The documentary is directed and narrated by Lange's granddaughter, Dyanna Taylor, who organizes it around black-and-white footage of Lange putting together a one-woman show for the Museum of Modern Art in 1964. In her old age, Lange herself proves to be an intriguing camera subject, given to grand pronouncements about her art. "Beauty appears when one feels deeply," she says. "It is an act of total attention."
I recommend giving total attention to this irresistible documentary.
Sunday, 7 pm (Fox)
Based on a Dutch program, this new variation on Survivor sends 15 people to an isolated, amenity-free location for a year and instructs them to build their own dream society from scratch. They will have to write their own rules, create their own power structures, forge their own approach to religion and develop their own social mores. "This is going to be a life-changing, world-changing experience," says one contestant, slightly overestimating the influence of a Sunday-night reality series.
If Utopia sounds familiar, it is. The Pilgrims tried the same social experiment when they sailed to North America in the 1600s. Even the elimination element -- in which contestants can be banished and replaced by members of the viewing audience -- is reminiscent of the Pilgrims' penchant for exiling sinners.
Given that Utopia is following the same path in one season that the United States did over the course of 400 years, it's easy to predict how things will turn out: revolution, civil war, the invention of television and the proliferation of dopey, high-concept reality series. Been there, done that.
Sunday, 9 pm (FX)
The exciting series tops itself with an episode set almost entirely inside a convenience store. As a vampire-creating virus spreads throughout New York City, ghouls reminiscent of Night of the Living Dead lurch through the streets in search of human flesh. Our heroes from the Centers for Disease Control hole up in the store with a veteran vampire hunter as monsters bang on the glass, climb onto the roof and search for any possible way to get inside. All looks lost until the survivors discover that the slobbering, squealing fiends are vulnerable to ultraviolet light.
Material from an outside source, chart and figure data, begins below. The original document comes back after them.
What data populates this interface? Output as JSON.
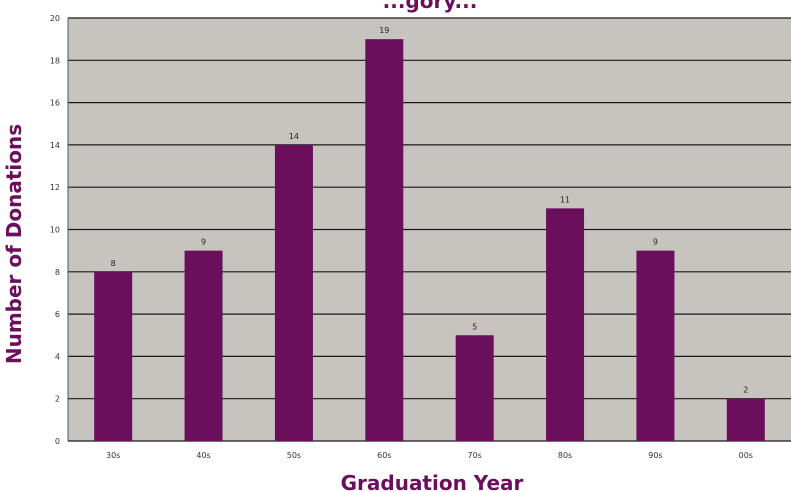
{
  "chart_data": {
    "type": "bar",
    "title": "...gory...",
    "xlabel": "Graduation Year",
    "ylabel": "Number of Donations",
    "categories": [
      "30s",
      "40s",
      "50s",
      "60s",
      "70s",
      "80s",
      "90s",
      "00s"
    ],
    "values": [
      8,
      9,
      14,
      19,
      5,
      11,
      9,
      2
    ],
    "data_labels": [
      "8",
      "9",
      "14",
      "19",
      "5",
      "11",
      "9",
      "2"
    ],
    "ylim": [
      0,
      20
    ],
    "yticks": [
      0,
      2,
      4,
      6,
      8,
      10,
      12,
      14,
      16,
      18,
      20
    ],
    "grid": true,
    "legend": "none"
  },
  "colors": {
    "bar": "#6b0f5c",
    "plot_background": "#c7c4c0",
    "gridline": "#1a1a1a",
    "axis_title": "#6b0f5c"
  }
}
Literally, a ray of hope!
Despite a few nice touches of black humor, this is a tense, emotional hour of TV. The vampires are terrifying, especially when gooey tentacles shoot out of their mouths and clamp onto a victim. But grotesquerie isn't the point here; humanity is. We come to care for the people trapped inside because Chuck Hogan's script takes the time to characterize them.
I urge you to watch this week's episode of The Strain. I also urge you -- and I can't emphasize this strongly enough -- to stock up on ultraviolet lights.